José Mauricio Rodríguez Múnera (born 5 March 1958) was Ambassador of Colombia to the United Kingdom. He also served concurrently as Non-Resident Ambassador to Ireland. He completed secondary education at Colegio San Carlos in Bogotá, Colombia. He is the founder and former director of Portafolio, Colombia’s most prominent economic and finance newspaper, and has been a journalist for Caracol Radio, El Tiempo and El Espectador, among others. He has also worked as Dean of the Colegio de Estudios Superiores de Administración, his alma mater from 2007 to 2009, and was with Dow Chemical from 1981 to 1993, where he occupied several directive positions in Colombia, Venezuela, the United States, Switzerland and Italy.

==Ambassadorship==
On 15 August 2010, President Álvaro Uribe Vélez designated Rodríguez to succeed Noemí Sanín Posada as Ambassador of Colombia to the United Kingdom. On October 5, in an official ceremony at the Palace of Nariño, Rodríguez was sworn in by President Uribe as Ambassador Extraordinary and Plenipotentiary of the Republic of Colombia to the United Kingdom of Great Britain and Northern Ireland concurrently accredited as Non-Resident Ambassador to the Republic of Ireland.

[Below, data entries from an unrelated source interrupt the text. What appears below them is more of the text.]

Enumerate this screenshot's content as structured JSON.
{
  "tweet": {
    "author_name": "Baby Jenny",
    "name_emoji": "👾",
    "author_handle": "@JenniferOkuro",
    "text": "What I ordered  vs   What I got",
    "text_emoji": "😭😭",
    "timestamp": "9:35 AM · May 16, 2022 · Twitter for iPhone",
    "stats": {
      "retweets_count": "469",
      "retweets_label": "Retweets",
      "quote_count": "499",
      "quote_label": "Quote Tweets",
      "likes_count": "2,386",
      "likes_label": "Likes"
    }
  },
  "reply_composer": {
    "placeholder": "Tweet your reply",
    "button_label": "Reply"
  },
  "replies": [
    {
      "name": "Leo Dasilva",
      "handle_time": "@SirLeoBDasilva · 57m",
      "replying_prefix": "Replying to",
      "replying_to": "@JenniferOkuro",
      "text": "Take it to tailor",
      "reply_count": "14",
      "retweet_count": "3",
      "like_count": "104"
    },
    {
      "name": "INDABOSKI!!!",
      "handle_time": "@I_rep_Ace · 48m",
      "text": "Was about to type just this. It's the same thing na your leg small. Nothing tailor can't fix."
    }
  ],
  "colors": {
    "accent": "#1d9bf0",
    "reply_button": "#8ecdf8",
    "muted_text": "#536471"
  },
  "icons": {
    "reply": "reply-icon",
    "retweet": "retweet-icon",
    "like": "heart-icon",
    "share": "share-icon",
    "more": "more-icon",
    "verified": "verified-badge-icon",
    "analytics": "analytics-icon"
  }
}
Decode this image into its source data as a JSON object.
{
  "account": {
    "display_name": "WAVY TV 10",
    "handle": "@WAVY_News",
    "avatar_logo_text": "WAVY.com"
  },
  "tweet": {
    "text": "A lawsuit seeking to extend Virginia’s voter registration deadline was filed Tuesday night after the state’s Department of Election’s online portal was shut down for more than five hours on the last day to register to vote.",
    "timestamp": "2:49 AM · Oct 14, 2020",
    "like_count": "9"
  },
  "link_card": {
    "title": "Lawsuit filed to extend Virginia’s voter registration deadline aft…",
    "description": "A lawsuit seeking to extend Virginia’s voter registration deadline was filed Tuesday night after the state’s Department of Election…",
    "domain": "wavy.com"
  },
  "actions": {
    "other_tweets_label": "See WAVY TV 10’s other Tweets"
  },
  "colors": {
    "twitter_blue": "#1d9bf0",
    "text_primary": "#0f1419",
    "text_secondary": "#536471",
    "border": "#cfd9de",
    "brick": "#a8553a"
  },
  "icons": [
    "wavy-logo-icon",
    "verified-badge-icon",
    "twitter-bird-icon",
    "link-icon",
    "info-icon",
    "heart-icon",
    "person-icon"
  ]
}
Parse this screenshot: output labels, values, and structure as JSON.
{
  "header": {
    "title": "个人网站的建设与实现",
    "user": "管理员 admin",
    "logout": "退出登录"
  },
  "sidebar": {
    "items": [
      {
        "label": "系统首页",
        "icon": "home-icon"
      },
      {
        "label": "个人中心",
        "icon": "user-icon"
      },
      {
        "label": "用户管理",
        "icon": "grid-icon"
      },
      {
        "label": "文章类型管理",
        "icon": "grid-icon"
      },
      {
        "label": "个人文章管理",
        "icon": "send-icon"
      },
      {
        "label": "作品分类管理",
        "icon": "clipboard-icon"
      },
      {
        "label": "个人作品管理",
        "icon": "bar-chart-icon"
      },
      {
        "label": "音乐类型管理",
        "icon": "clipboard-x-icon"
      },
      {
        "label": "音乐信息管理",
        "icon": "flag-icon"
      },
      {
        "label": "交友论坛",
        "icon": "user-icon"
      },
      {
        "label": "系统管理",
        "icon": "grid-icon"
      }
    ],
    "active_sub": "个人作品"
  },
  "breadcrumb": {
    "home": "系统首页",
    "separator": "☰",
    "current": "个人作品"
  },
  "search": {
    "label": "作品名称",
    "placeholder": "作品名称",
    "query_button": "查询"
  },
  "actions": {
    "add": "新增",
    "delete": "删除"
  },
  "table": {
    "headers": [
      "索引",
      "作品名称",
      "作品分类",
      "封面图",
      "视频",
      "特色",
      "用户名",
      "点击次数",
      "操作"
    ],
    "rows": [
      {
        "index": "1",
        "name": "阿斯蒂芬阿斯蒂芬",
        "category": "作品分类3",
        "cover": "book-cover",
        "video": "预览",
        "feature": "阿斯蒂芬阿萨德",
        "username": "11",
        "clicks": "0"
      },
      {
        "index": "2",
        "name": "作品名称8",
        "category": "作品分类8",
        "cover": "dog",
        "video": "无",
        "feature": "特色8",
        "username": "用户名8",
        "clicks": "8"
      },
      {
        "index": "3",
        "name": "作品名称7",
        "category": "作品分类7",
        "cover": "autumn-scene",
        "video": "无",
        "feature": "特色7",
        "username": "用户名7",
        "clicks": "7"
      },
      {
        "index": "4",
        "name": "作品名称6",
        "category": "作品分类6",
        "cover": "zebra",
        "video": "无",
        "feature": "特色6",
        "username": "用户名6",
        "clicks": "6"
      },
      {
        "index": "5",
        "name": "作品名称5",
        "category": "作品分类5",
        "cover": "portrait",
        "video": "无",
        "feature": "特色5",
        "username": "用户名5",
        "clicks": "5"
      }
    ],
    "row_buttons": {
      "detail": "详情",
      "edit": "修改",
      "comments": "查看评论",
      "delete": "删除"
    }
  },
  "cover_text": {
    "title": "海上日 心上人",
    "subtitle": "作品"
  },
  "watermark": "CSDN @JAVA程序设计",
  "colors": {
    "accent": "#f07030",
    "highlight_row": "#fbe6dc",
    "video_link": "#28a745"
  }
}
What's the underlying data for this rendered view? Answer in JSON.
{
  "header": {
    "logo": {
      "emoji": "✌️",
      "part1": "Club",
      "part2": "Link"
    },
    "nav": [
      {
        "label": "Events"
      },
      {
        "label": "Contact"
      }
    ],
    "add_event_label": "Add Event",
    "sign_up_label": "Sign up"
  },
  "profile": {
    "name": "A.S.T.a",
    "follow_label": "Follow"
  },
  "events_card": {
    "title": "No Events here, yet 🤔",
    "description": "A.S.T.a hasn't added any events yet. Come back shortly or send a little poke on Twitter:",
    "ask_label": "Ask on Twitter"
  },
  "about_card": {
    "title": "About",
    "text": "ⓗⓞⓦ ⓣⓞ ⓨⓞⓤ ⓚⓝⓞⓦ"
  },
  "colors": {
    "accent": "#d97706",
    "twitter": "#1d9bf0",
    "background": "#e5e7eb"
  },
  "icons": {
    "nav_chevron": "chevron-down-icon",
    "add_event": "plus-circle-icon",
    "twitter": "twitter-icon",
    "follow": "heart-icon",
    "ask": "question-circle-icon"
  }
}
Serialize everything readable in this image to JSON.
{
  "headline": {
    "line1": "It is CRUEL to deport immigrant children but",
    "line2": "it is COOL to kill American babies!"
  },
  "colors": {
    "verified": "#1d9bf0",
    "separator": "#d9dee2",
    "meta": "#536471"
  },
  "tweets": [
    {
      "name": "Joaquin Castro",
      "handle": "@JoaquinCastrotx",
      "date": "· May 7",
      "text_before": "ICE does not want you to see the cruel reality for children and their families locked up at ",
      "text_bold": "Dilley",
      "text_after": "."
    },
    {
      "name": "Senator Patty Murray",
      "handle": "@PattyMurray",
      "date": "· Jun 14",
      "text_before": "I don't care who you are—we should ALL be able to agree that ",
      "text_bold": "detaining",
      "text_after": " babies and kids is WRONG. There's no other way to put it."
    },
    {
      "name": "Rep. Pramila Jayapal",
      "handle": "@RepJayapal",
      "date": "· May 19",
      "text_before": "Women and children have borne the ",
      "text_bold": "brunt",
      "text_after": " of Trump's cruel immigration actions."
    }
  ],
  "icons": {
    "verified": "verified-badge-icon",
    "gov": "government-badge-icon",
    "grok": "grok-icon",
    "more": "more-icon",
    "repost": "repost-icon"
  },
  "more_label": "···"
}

Rodríguez arrived in London on October 10, officially taking his post as Head of Mission and settling into his official residence, but officially presented his Letters of Credence to Her Majesty Queen Elizabeth II in an official ceremony at Buckingham Palace on 11 February 2011, and later that month travelled to Ireland to present his Letters of Credence to Mary McAleese, President of Ireland, in an official ceremony at Áras an Uachtaráin on 17 February.

===Awards===
In January 2013, Rodríguez was awarded the Grassroot Diplomat Initiative Award under the Policy Driver category for his vocal participation for the prohibition on narcotic drugs.